The College of Charleston is hosting nearly 1,000 top high school students for two competitions in one weekend. The 30th annual High School Computer Programming Competition will be held Friday February 24 and the 35th annual Math Meet will be on Saturday, February 25.
The Student Chapter of the Association for Computing Machinery (ACM) is producing the computer science competition, which will be held in the JC Long Building (9 Liberty Street) from 4:30 to 9:30 p.m. Using Python 3 programming language, student teams will solve three programming assignments. Each year, there are typically 15 teams with no more than three students per team representing high schools from South Carolina and North Carolina. Participating students will hear from John Smith, chief technology officer of SPARC.
The Math Meet, hosted by the Department of Mathematics, will be held at various locations on the College of Charleston campus from 8:45 a.m. to 4:30 p.m. More than 700 students come from across the Southeast to participate in the Math Meet and this year there will be several major changes based on survey results from last year’s participants. The Timed Sprints will feature a fixed amount of time to answer a series of questions. Also, the Brainstorm will be held with all teams in one large room, instead of separating into smaller rooms.
“The Math Meet has a reputation among teachers and high school students for being one of the most entertaining and rewarding events of its kind,” says Alex Kasman, Math Meet organizer and professor of mathematics. “We pride ourselves on the fact that there are many high school math competitions run by colleges and universities, but many of our participants insist ours is the best. We will continue to make improvements to maintain this standing.”

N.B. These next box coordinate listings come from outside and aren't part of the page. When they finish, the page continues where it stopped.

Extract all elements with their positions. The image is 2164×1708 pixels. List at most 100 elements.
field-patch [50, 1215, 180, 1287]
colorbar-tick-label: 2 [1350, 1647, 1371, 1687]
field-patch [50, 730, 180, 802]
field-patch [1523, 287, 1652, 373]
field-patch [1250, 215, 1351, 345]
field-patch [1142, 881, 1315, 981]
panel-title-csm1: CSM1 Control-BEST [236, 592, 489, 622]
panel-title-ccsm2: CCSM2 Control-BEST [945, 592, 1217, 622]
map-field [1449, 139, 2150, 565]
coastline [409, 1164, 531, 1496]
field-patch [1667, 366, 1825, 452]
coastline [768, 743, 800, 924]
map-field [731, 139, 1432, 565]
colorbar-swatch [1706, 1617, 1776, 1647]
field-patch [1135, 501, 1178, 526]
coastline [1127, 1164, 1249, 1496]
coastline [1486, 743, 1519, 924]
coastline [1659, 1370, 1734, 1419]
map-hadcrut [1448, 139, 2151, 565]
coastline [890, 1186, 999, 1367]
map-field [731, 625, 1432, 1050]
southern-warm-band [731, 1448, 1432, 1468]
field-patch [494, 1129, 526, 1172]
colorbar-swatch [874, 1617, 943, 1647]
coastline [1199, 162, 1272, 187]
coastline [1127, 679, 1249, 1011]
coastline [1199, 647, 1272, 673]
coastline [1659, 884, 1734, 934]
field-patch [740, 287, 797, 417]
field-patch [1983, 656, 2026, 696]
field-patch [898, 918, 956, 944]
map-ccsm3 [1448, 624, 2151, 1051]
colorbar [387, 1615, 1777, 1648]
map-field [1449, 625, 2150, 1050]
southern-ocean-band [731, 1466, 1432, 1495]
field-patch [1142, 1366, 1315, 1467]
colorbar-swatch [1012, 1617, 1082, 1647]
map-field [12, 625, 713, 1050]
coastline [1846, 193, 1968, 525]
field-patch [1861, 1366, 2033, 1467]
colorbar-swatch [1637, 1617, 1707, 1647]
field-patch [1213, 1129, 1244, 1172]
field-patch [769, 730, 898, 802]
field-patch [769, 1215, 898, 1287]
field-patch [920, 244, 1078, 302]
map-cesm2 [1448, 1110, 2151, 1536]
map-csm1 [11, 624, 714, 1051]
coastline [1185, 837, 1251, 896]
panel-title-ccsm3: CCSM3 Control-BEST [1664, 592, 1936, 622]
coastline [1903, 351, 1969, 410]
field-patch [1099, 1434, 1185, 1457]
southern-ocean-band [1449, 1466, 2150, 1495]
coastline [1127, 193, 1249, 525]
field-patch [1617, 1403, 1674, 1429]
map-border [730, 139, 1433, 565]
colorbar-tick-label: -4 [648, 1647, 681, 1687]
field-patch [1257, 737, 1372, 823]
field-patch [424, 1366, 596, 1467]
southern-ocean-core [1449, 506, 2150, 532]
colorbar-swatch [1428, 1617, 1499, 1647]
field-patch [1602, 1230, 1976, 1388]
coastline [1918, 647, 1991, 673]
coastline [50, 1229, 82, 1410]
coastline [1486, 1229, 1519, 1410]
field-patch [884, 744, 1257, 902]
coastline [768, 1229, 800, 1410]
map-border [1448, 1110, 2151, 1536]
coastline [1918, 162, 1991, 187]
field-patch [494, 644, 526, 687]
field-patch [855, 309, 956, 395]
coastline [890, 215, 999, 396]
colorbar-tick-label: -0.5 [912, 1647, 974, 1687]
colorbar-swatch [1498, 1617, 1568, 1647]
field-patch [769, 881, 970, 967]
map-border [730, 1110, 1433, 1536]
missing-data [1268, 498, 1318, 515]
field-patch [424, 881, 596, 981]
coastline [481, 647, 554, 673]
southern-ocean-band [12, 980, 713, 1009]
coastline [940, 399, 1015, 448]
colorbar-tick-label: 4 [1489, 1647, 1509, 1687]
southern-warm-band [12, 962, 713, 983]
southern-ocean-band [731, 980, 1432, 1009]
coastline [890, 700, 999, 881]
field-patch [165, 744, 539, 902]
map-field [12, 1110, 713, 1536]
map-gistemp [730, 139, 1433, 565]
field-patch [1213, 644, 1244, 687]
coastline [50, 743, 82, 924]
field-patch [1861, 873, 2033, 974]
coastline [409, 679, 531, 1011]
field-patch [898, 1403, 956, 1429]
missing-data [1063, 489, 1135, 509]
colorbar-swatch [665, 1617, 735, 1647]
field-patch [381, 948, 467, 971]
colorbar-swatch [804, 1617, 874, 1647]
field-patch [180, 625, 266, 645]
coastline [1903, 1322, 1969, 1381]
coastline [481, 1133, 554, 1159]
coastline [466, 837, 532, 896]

For the first time this year, the South Carolina Stingrays sponsored an online competition for three South Carolina high schools. Teams from Charleston Charter School for Science and Math, Clover High School, and Stratford High School answer hockey-themed questions in a timed competition. Charleston Charter School for Math and Science won recognition and tickets to a Stingrays hockey game.
The computer science competition has also made changes for 2012.
“This year, the College of Charleston student chapter of ACM marks the sixth year of our new competition paradigm,” says Paul Anderson, ACM faculty adviser and computer science professor. “The state of the practice and the state of education in software engineering emphasize quality. Consequently, the new approach focuses on the quality of the submissions from the competing teams and removes the fastest-to-complete constraint entirely. We focus on both technical quality and artistic quality.”
The ACM event is sponsored by the College of Charleston’s Department of Computer Science, Hawkes Learning Systems, and Google.